Fact checking
Ardima Srl: davvero Di Maio non sapeva delle vertenze?
Giovanni Drogo 30/11/2018
Luigi Di Maio ha mentito quando ha detto non sapere che c’erano delle cause intentato contro l’azienda di famiglia. Le prove sono in un documento allegato all’atto notarile di costituzione della società di cui il vicepremier è socio al 50% con la sorella
L’unico aspetto davvero politicamente rilevante della vicenda che vede coinvolta la famiglia di Luigi Di Maio è se il ministro del Lavoro sapesse o meno di quello che succedeva all’interno della Ardima Costruzioni di Paolina Esposito (la madre del vicepremier). Fino ad ora la linea di difesa del Capo Politico del M5S è stata quella di non aver mai saputo nulla. Se le cose stessero così allora, con buona pace di chi vorrebbe far ricadere su Di Maio le colpe dei genitori e la schadenfreude di alcuni, non ci sarebbe molto da dire se non quello di far notare come la macchina del fango del MoVimento e il metodo di far pagare ai figli le colpe dei padri sia diventato purtroppo un modo di fare politica.

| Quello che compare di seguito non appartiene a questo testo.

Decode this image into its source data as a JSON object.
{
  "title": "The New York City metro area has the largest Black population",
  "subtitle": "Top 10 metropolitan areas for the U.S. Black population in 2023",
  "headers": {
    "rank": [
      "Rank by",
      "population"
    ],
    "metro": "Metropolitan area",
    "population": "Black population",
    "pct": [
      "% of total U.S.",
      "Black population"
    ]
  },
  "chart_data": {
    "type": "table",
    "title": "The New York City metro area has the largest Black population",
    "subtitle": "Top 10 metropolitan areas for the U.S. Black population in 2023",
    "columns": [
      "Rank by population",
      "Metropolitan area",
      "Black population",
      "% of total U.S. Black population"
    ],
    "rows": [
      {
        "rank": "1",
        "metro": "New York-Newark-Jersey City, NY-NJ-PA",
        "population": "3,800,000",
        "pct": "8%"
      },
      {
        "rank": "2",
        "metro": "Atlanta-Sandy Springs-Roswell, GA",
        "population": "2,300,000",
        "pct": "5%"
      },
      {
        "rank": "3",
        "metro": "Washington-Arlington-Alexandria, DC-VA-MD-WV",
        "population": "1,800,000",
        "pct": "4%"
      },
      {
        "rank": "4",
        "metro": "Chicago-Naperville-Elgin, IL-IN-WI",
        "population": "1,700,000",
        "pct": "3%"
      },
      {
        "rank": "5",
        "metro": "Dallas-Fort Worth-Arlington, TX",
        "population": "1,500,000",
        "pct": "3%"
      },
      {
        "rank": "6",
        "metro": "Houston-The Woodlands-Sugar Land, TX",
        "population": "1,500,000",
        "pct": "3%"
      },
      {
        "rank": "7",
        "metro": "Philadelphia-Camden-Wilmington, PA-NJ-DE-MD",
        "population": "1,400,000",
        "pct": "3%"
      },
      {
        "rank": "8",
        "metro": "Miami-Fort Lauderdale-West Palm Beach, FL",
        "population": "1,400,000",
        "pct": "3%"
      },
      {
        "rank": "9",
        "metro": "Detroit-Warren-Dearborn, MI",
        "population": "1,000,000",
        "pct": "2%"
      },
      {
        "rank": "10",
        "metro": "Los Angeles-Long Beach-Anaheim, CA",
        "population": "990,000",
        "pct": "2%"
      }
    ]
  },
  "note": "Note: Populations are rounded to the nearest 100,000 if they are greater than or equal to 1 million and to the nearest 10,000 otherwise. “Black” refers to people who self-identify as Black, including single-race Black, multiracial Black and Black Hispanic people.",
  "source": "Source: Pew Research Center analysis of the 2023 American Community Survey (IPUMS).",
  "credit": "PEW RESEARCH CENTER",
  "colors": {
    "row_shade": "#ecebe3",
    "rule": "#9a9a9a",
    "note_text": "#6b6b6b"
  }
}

Quello che succedeva nell’azienda del padre
Diverso sarebbe ovviamente se Di Maio, in qualità di socio al 50% della Ardima Srl (società nata nel 2012), fosse stato a conoscenza di quanto accadeva nell’azienda del padre gestita dalla madre. Sappiamo, perché lo ha scritto lui stesso, che la Ardima Srl è nata in seguito al conferimento – Di Maio la definì banalmente “fusione aziendale” – della vecchia società di famiglia nell’Ardima Srl. All’epoca Di Maio doveva difendersi da un articolo del giornale dove lo si accusava di aver utilizzato il suo reddito da parlamentare per “rimpolpare” l’azienda. Ma le cose stavano diversamente perché il capitale sociale della ditta di Di Maio è appunto il “conferimento” di quella della madre. In parole povere «siccome la vecchia azienda che è confluita in Ardima Srl aveva mezzi, macchinari e un fatturato costante nei tre anni precedenti, il valore che le è stato riconosciuto è di 80.200 euro».
Di Maio ha anche spiegato che nella documentazione patrimoniale relativa al 2013 (il suo primo anno da deputato) non era indicata la sua partecipazione nella Ardima Srl perché l’azienda non era operante. A partire dal 2014 – come è possibile vedere sul sito della Camera – Di Maio indicherà sempre la sua partecipazione al 50% nella ditta in società con la sorella Rosalba. Ora, qualcuno potrebbe sollevare il dubbio che è impossibile che Di Maio non sapesse di quanto accadeva nella ditta di famiglia dal momento che questa è confluita – con mezzi, materiali e macchinari – nella sua.
Il documento che dimostra che Di Maio sapeva delle vertenze
Sappiamo dalle testimonianze raccolte dalle Iene che i lavoratori assunti in nero hanno intentato causa contro la Ardima Costruzioni e che queste cause sono passate in capo alla Ardima Srl. A questo punto Di Maio era già entrato in politica e quindi assume notevole interesse il fatto che fosse o meno a conoscenza dell’accaduto. Il Partito Democratico ha pubblicato oggi un documento allegato all’atto notarile con il quale è stata costituita la Ardima Srl che dimostrebbe come l’allora vicepresidente della Camera non potesse essere all’oscuro dell’esistenza di alcune vertenze.
Il documento è un atto di donazione d’azienda che attesta la situazione patrimoniale della Ardima Costruzioni di Paolina Esposito al 31 dicembre 2013 (Di Maio venne eletto nel marzo 2013 e assunse l’incarico di vicepresidente di Montecitorio il 21 marzo dello stesso anno). In quel documento vengono elencati i mezzi e i macchinari di proprietà dell’azienda, il nome del cantiere a quel momento in corso, i fornitori e anche l’esistenza di un fondo rischi ed oneri per le vertenze lavoratori dipendenti. Si tratta di accantonamenti, soldi messi da parte per far fronte alle vertenze con i dipendenti. Una di queste cause risultava essere ancora pendente nel 2014, quando iniziò ufficialmente la gestione dei fratelli Di Maio. Secondo Carmelo Miceli del PD quindi «è evidente ed è documentale che Luigi Di Maio quando costituisce la società sapeva: sapeva della vertenza e ha continuato a resistere nella vertenza contro quei lavoratori che gli chiedevano semplicemente di essere regolarizzati». A questo punto quindi la responsabilità non è più solo del padre e Di Maio non può dire che non ne sapeva nulla. Se sapeva dei macchinari e dei mezzi – come ha detto di sapere – sapeva anche dell’esistenza delle vertenze.